Blisters on the Sole (Vesicular Type)

The least common but most dramatic-looking form produces clusters of small, fluid-filled blisters. These typically appear on the sole of the foot, particularly along the arch and the ball, though they can develop anywhere. The blisters range from tiny pinpoint bumps to larger, pea-sized bubbles that may merge together into bigger fluid pockets.

The surrounding skin is often red and inflamed, and the area can be intensely itchy or painful. When the blisters pop, they leave behind raw, weeping patches that crust over as they dry. This type tends to flare up suddenly, sometimes as a worsening of an existing interdigital infection. Because the broken blisters create open wounds, this form carries a higher risk of secondary bacterial infection.

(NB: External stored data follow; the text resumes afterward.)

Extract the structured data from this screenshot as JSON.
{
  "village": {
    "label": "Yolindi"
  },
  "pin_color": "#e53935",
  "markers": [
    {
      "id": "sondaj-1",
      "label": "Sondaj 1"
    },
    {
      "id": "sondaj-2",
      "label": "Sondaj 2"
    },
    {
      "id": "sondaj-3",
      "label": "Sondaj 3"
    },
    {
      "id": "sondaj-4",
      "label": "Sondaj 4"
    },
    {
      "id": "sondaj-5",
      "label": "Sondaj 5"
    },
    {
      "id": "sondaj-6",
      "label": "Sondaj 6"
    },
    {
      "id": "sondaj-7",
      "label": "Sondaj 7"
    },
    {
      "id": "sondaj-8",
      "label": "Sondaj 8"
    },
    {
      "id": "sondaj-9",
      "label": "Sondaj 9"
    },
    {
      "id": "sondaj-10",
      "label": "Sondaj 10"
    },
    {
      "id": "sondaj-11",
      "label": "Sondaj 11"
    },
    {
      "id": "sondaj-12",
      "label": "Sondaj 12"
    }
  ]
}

How It Looks on Different Skin Tones

Most descriptions of athlete’s foot reference “redness,” but that redness only shows up clearly on lighter skin. On medium to dark skin tones, the inflamed areas tend to look purplish, grayish, or dark brown rather than red. The scaling and peeling are still visible regardless of skin color, so those are more reliable visual markers. Macerated skin between the toes still appears whitish and soggy on all skin tones, which makes the interdigital type the easiest to spot across the board. If you have darker skin, focus on texture changes (peeling, thickening, cracking) rather than color changes when checking your feet.

Signs the Infection Is Getting Worse

Uncomplicated athlete’s foot is itchy and annoying, but certain changes signal that bacteria have moved into the damaged skin. Watch for increasing swelling, warmth, pus or cloudy fluid oozing from cracks or blisters, and red streaks extending away from the affected area. Fever alongside foot symptoms points to a spreading infection. People with diabetes or weakened immune systems are at higher risk for a serious secondary skin infection called cellulitis, which causes deep redness, swelling, and pain that extends well beyond the original fungal patch.

Conditions That Look Similar

Several other skin problems mimic athlete’s foot closely enough to cause confusion. Contact dermatitis from shoe materials or detergents can cause redness, peeling, and blisters on the feet. Eczema, particularly on the soles, produces scaling and small blisters that overlap with the vesicular type. Psoriasis can thicken and scale the soles in a pattern that resembles moccasin-type infection. Even simple dry skin or irritation from sweaty socks can look similar in the early stages.

The biggest distinguishing features of athlete’s foot are asymmetry (it often affects one foot more than the other), a well-defined scaly border, and involvement of the toe webs. If an over-the-counter antifungal cream doesn’t improve things within two to four weeks, the rash may not be fungal at all, and a skin scraping can confirm the diagnosis.